3 No responsible leader of a state will ever use nuclear weapons, because their employment would invite counterstrikes that would destroy his own people. But a terrorist group like Al Qaeda almost certainly would use a nuclear device if it could acquire one. This is the great danger the world now faces. Graham Allison, assistant secretary of defense in the first Clinton administration, wrote in the November 3, 2001, issue of TheEconomist magazine that a primary objective of the United States must be to get at the source of the greatest danger today---the nearly 100 percent of the world’s nuclear, biological, and chemical weapons of mass destruction stored in the U.S. and Russia. “The surest way to prevent nuclear assaults on Russia, America, and the world is to prevent terrorists from gaining control of these weapons or materials to make them,” he wrote. The aim would be to make all nuclear weapons and material as secure as technically possible as fast as possible. Recommendations for such controls were presented in January 2001 by a task force chaired by Howard Baker and Lloyd Cutler (www.hr.doe.gov/seab/rusrpt.pdf).

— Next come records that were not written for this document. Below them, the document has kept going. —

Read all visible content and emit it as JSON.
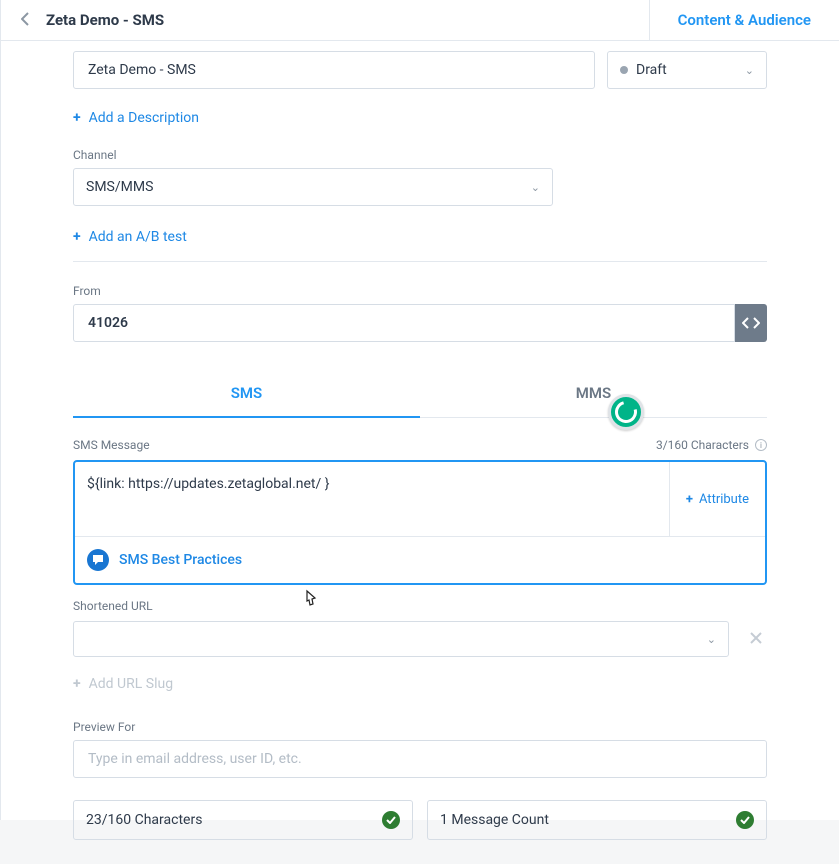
{
  "header": {
    "title": "Zeta Demo - SMS",
    "cta_tab": "Content & Audience"
  },
  "name_field": {
    "value": "Zeta Demo - SMS"
  },
  "status": {
    "value": "Draft"
  },
  "add_description": "Add a Description",
  "channel": {
    "label": "Channel",
    "value": "SMS/MMS"
  },
  "add_ab": "Add an A/B test",
  "from": {
    "label": "From",
    "value": "41026"
  },
  "tabs": {
    "sms": "SMS",
    "mms": "MMS"
  },
  "sms_message": {
    "label": "SMS Message",
    "char_text": "3/160 Characters",
    "text": "${link: https://updates.zetaglobal.net/ }",
    "attribute_btn": "Attribute",
    "best_practices": "SMS Best Practices"
  },
  "shortened_url": {
    "label": "Shortened URL"
  },
  "add_slug": "Add URL Slug",
  "preview": {
    "label": "Preview For",
    "placeholder": "Type in email address, user ID, etc."
  },
  "counter": {
    "chars": "23/160 Characters",
    "msgs": "1 Message Count"
  }
}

4 China, although a great power, has never fielded an army with anything approaching the high technology of the United States or the Soviet Union. Its strength has always been its enormous potential manpower and its highly sophisticated tactical or small-unit operations. These strengths are most effective in defensive operations, and Communist China has never entertained aggressive ideas beyond the historic territory of China, including Taiwan and Tibet. Its intervention in the Korean War 1950-1953 was to prevent an American or an American-assisted Chinese Nationalist incursion into mainland China.

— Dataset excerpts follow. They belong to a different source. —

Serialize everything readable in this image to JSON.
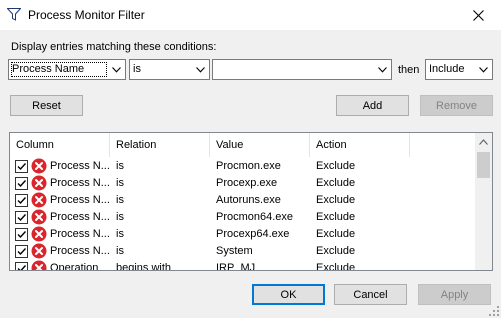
{
  "window": {
    "title": "Process Monitor Filter",
    "close_glyph": "✕"
  },
  "conditions": {
    "label": "Display entries matching these conditions:",
    "column": "Process Name",
    "relation": "is",
    "value": "",
    "then": "then",
    "action": "Include"
  },
  "buttons": {
    "reset": "Reset",
    "add": "Add",
    "remove": "Remove",
    "ok": "OK",
    "cancel": "Cancel",
    "apply": "Apply"
  },
  "table": {
    "headers": [
      "Column",
      "Relation",
      "Value",
      "Action"
    ],
    "rows": [
      {
        "checked": true,
        "column": "Process N...",
        "relation": "is",
        "value": "Procmon.exe",
        "action": "Exclude"
      },
      {
        "checked": true,
        "column": "Process N...",
        "relation": "is",
        "value": "Procexp.exe",
        "action": "Exclude"
      },
      {
        "checked": true,
        "column": "Process N...",
        "relation": "is",
        "value": "Autoruns.exe",
        "action": "Exclude"
      },
      {
        "checked": true,
        "column": "Process N...",
        "relation": "is",
        "value": "Procmon64.exe",
        "action": "Exclude"
      },
      {
        "checked": true,
        "column": "Process N...",
        "relation": "is",
        "value": "Procexp64.exe",
        "action": "Exclude"
      },
      {
        "checked": true,
        "column": "Process N...",
        "relation": "is",
        "value": "System",
        "action": "Exclude"
      },
      {
        "checked": true,
        "column": "Operation",
        "relation": "begins with",
        "value": "IRP_MJ_",
        "action": "Exclude"
      }
    ]
  },
  "icons": {
    "row_icon": "red-x-icon",
    "app": "process-monitor-filter-icon"
  },
  "colors": {
    "exclude_icon": "#d9262c",
    "default_button_border": "#0078d7"
  }
}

5 The killings so soured American opinion that, after forcing the Somalis to release a wounded American pilot they had captured, the United States pulled out of Somalia. On July 20, 1950, American forces were able to approach undetected within a few yards of several North Korean T-34 tanks in the closely built streets of Taejon, Korea, and destroy them with new 3.5-inch “super bazooka” rocket launchers. See Alexander, Korea, 92-107.

6 I’m indebted to my former editor, Jonathan Slonim, for this brilliant suggestion. It is a much clearer method than the traditional chronological approach.

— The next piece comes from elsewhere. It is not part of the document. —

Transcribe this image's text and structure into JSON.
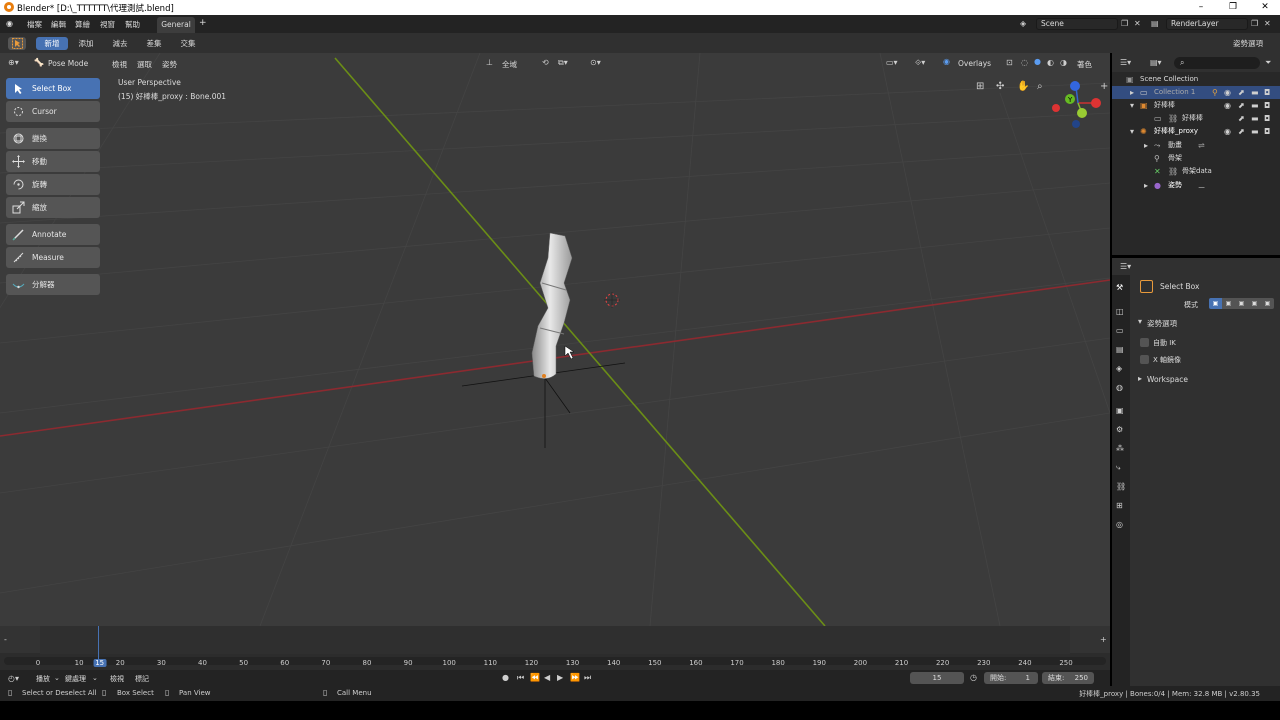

7 For a fascinating analysis of the development of the alphabet and writing, see Burke and Ornstein, 36-87. Although the characters of Chinese writing are often identified as pictographic or ideographic, they are actually logographic, or a system using symbols representing entire words. Characters only represent a specific word of the Chinese language. As examples, the character for “to love” depicts a woman and child, while the character for “peace” consists of the elements for roof, heart, and wine cup. See Sino-Tibetan languages, Encyclopedia Britannica, 15th edition, vol. 16, 804.

8 Fuller, The Conduct of War 1789-1961, 50-51.